That seems like quite a heavy performance cost unrelated to allocation, and might also change the details of how the operation behaves if stdlib doesn't exactly match how the kernel parses paths.
Is there a different way to get information about which path step failed that I'm not thinking of?
But core and alloc are present in std. For targets with std, we only ship std, and even if you build #![no_std], all of std is still there. (That's why extern crate std works, or dependencies that use std, even when the top crate is #![no_std].) The only difference is in what symbols your crate knows how to link against, effectively.
A std profile which puts more information in io::Errors would require shipping a complete separate build of the stdlib, or at least duplicating all symbols that transitively do IO somewhere internally. It's doable, but far from ideal.
Bootstrap was reordered somewhat recently. rustc-stable-N is built from the -beta-N-1 toolchain (with a special magic environment variable to say “this is a toolchain build, allow #![feature] please”, and then rebuilt from the -stable-N toolchain). std-stable-N is now always built with the -stable-N compiler (with that same special environment flag enabling unstable nightly features).
So build-std "works" today without needing any separate toolchains present. The difficult part comes more from the stdlib using a custom build process; either Cargo needs to learn to orchestrate that build directly, or stdlib needs to reduce its usage of the custom build environment and use the same Cargo environment the rest of the ecosystem uses. The proper solution is likely some of both.
I know this isn't exactly what @DragonDev1906 suggested, but rather than a compile time feature flag it could be a runtime check of a static bool (linked in) or static UnsafeCell<bool> (initialized before main)
The primary performance hit would be an easily-predicted branch, which is dwarfed by syscall/IO overhead. Impact on the Rust runtime itself would be negligible too, compared to what currently runs before main.
Rust can't rely on before-main initialization, because the cdylib target where we don't control the entry point exists. An AtomicBool defaulting to current behavior could work, though, if we really want to avoid adding a new required runtime symbol.
Hmm, surely this isn't the whole story? How does a cdylib interact with those items in std::{env, io, os, process} which rely on lang_start having already run?
They don't rely on it. std::env::args() can return an empty list when lang_start didn't run depending on the OS (only some OSes provide a way to get the arguments in a way other than being passed to the main entrypoint), but everything else has no dependency on lang_start at all.
That is... very surprising. Is that worth documenting?
The std::env::args docs only have this to say regarding cdylibs:
On glibc Linux systems, arguments are retrieved by placing a function in .init_array. glibc passes argc, argv, and envp to functions in .init_array, as a non-standard extension. This allows std::env::args to work even in a cdylib or staticlib, as it does on macOS and Windows.
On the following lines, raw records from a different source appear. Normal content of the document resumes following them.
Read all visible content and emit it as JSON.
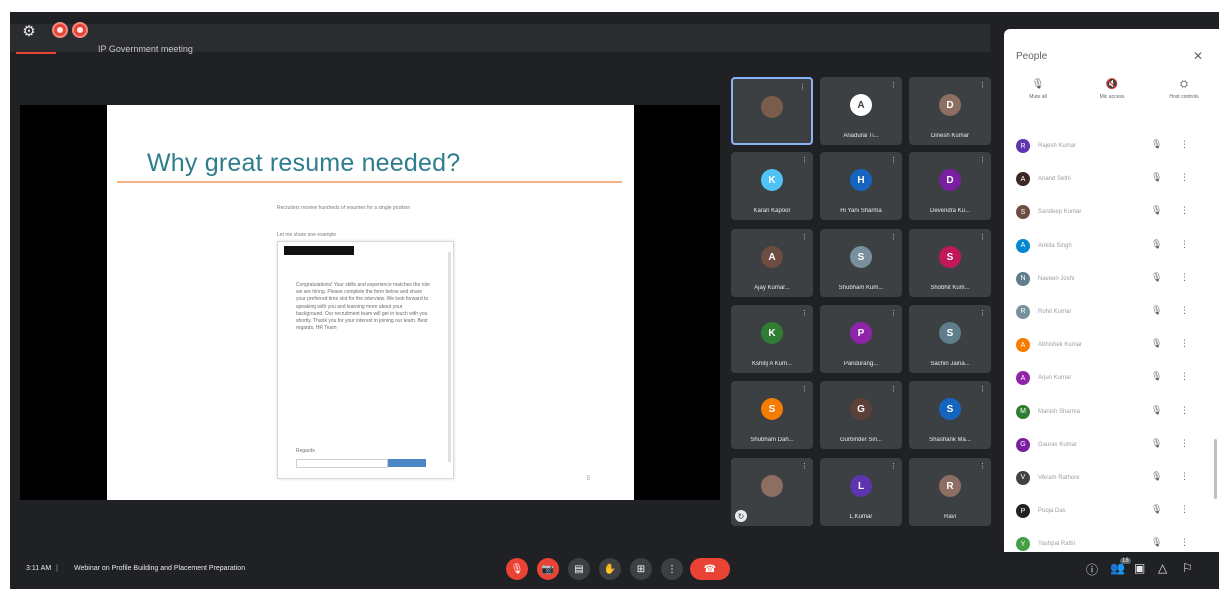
{
  "meeting": {
    "title": "Z ● ●  IP Government Meeting",
    "name_bar_text": "IP Government meeting"
  },
  "slide": {
    "title": "Why great resume needed?",
    "intro": "Recruiters receive hundreds of resumes for a single position",
    "greeting_label": "Let me share one example",
    "doc_body": "Congratulations! Your skills and experience matches the role we are hiring. Please complete the form below and share your preferred time slot for the interview. We look forward to speaking with you and learning more about your background. Our recruitment team will get in touch with you shortly. Thank you for your interest in joining our team. Best regards, HR Team",
    "doc_footer_label": "Regards",
    "page_number": "5"
  },
  "tiles": [
    {
      "name": "",
      "initial": "",
      "color": "#7a5c4a",
      "selected": true
    },
    {
      "name": "Anadurai Ti...",
      "initial": "A",
      "color": "#ffffff"
    },
    {
      "name": "Dinesh Kumar",
      "initial": "D",
      "color": "#8d6e63"
    },
    {
      "name": "Karan Kapoor",
      "initial": "K",
      "color": "#4fc3f7"
    },
    {
      "name": "Hi Yani Sharma",
      "initial": "H",
      "color": "#1565c0"
    },
    {
      "name": "Devendra Ku...",
      "initial": "D",
      "color": "#7b1fa2"
    },
    {
      "name": "Ajay Kumar...",
      "initial": "A",
      "color": "#6d4c41"
    },
    {
      "name": "Shubham Kum...",
      "initial": "S",
      "color": "#78909c"
    },
    {
      "name": "Shobhit Kum...",
      "initial": "S",
      "color": "#c2185b"
    },
    {
      "name": "Kshitij A Kum...",
      "initial": "K",
      "color": "#2e7d32"
    },
    {
      "name": "Pandurang...",
      "initial": "P",
      "color": "#8e24aa"
    },
    {
      "name": "Sachin Jaina...",
      "initial": "S",
      "color": "#607d8b"
    },
    {
      "name": "Shubham Dah...",
      "initial": "S",
      "color": "#f57c00"
    },
    {
      "name": "Gurbinder Sin...",
      "initial": "G",
      "color": "#5d4037"
    },
    {
      "name": "Shashank Ma...",
      "initial": "S",
      "color": "#1565c0"
    },
    {
      "name": "",
      "initial": "",
      "color": "#8d6e63"
    },
    {
      "name": "L.Kumar",
      "initial": "L",
      "color": "#5e35b1"
    },
    {
      "name": "Ravi",
      "initial": "R",
      "color": "#8d6e63"
    }
  ],
  "panel": {
    "title": "People",
    "close_label": "✕",
    "actions": [
      {
        "icon": "🎙",
        "label": "Mute all"
      },
      {
        "icon": "🔇",
        "label": "Mic access"
      },
      {
        "icon": "⛭",
        "label": "Host controls"
      }
    ],
    "participants": [
      {
        "name": "Rajesh Kumar",
        "initial": "R",
        "color": "#5e35b1"
      },
      {
        "name": "Anand Sethi",
        "initial": "A",
        "color": "#3e2723"
      },
      {
        "name": "Sandeep Kumar",
        "initial": "S",
        "color": "#6d4c41"
      },
      {
        "name": "Ankita Singh",
        "initial": "A",
        "color": "#0288d1"
      },
      {
        "name": "Naveen Joshi",
        "initial": "N",
        "color": "#607d8b"
      },
      {
        "name": "Rohit Kumar",
        "initial": "R",
        "color": "#78909c"
      },
      {
        "name": "Abhishek Kumar",
        "initial": "A",
        "color": "#f57c00"
      },
      {
        "name": "Arjun Kumar",
        "initial": "A",
        "color": "#8e24aa"
      },
      {
        "name": "Manish Sharma",
        "initial": "M",
        "color": "#2e7d32"
      },
      {
        "name": "Gaurav Kumar",
        "initial": "G",
        "color": "#7b1fa2"
      },
      {
        "name": "Vikram Rathore",
        "initial": "V",
        "color": "#424242"
      },
      {
        "name": "Pooja Das",
        "initial": "P",
        "color": "#212121"
      },
      {
        "name": "Yashpal Rathi",
        "initial": "Y",
        "color": "#43a047"
      }
    ]
  },
  "bottombar": {
    "time": "3:11 AM",
    "separator": "|",
    "meeting_title": "Webinar on Profile Building and Placement Preparation"
  },
  "colors": {
    "bg": "#202124",
    "tile": "#3c4043",
    "danger": "#ea4335",
    "accent": "#2e7d8c"
  }
}
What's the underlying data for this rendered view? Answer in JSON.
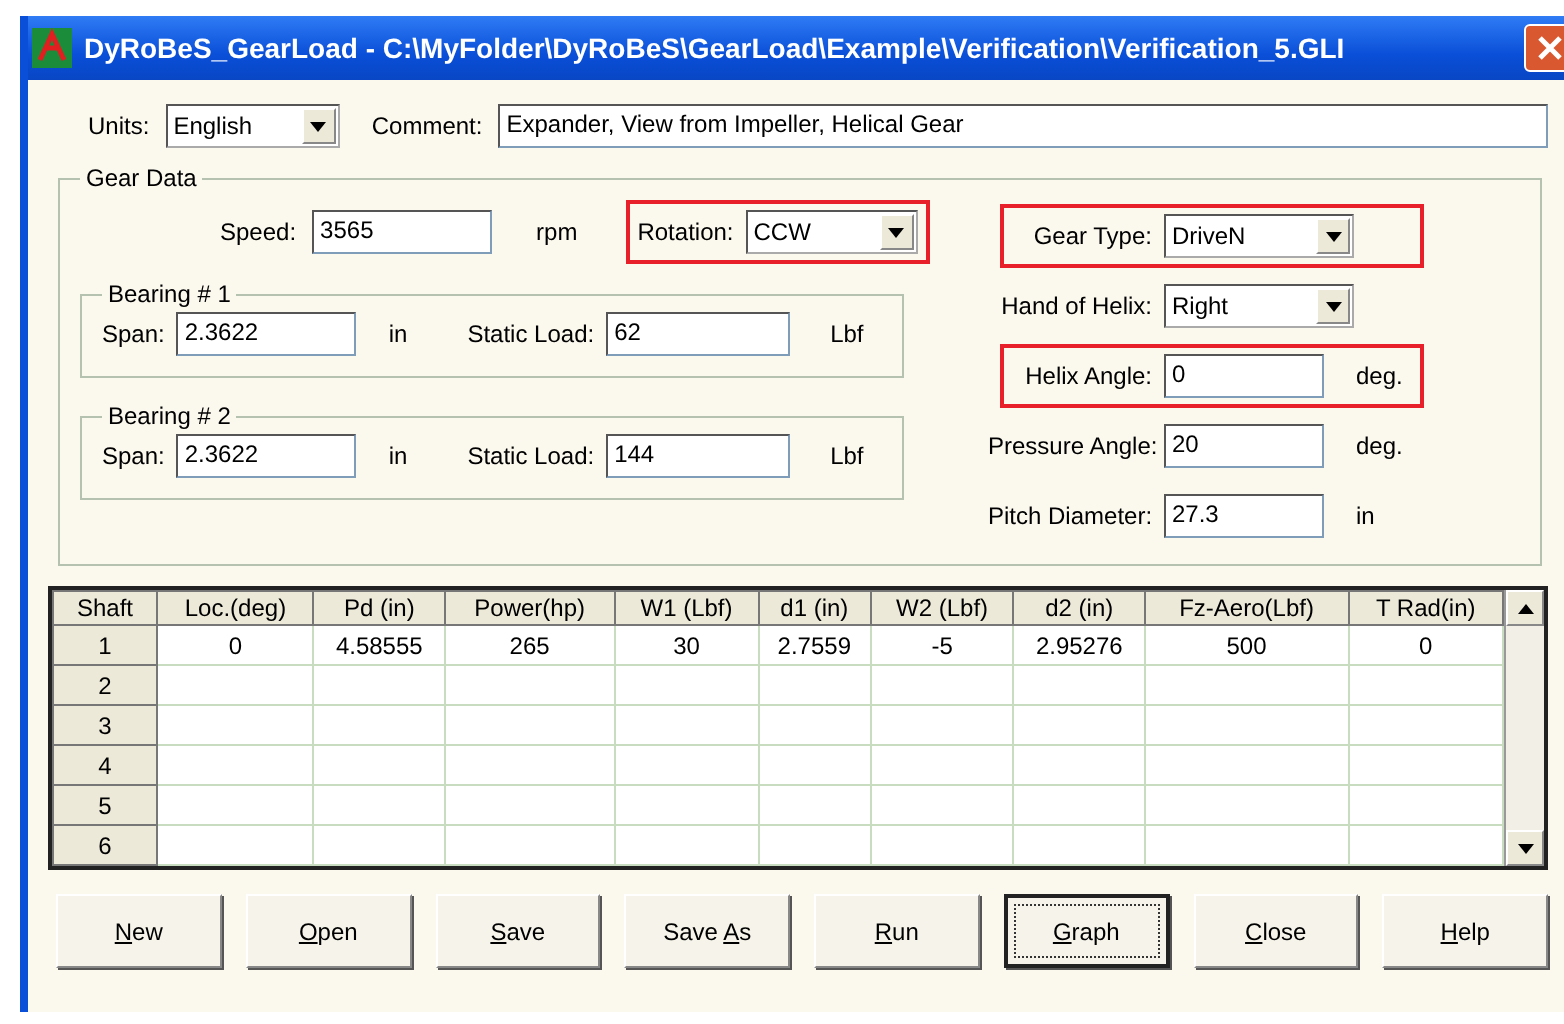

At first blush, I thought this was saying that only Linux needed a workaround, and that other targets were fine. I read it as: "as it does on macOS and Windows [and all other non-Linux targets not worth enumerating here]."
That paragraph of the docs has way too much emphasis on "here's our clever trick for how we made this work in cdylibs when glibc provides the dynamic loader,"[1] which is not gonna be relevant for most people. I suggest it should be rewritten entirely, along the lines of
Some platforms only give a program access to its command line arguments via the function arguments of C main. Therefore, std::env::args() may fail when called from a cdylib or staticlib crate.
At present, Rust's stdlib is only able to access the command line arguments from cdylib and staticlib crates when the target OS is Windows, macOS, or Linux with GNU libc.
Linux-the-kernel doesn't appear to have anything to do with it; the platform feature being relied on is entirely implemented within glibc. If Rust becomes usable on Hurd+glibc in the future, I expect it'll work there too. ↩︎
We should document our use of .init_array in a similar way to how we document the implementation in some other areas. The vast majority of people won't need to know however there are edge cases where it won't work.
Intentionally, or just because nobody has submitted patches for other platforms yet? On FreeBSD, OpenBSD, and NetBSD I believe you can get them through the kern.proc.args sysctl.
On Linux with musl you should in theory be able read /proc/self/cmdline too, but I'm not sure how that works with argument splitting (I assume you have to do that yourself).
I think the path should be stored (even at a significant cost) in io::Error by default for File::open/create and fs::read.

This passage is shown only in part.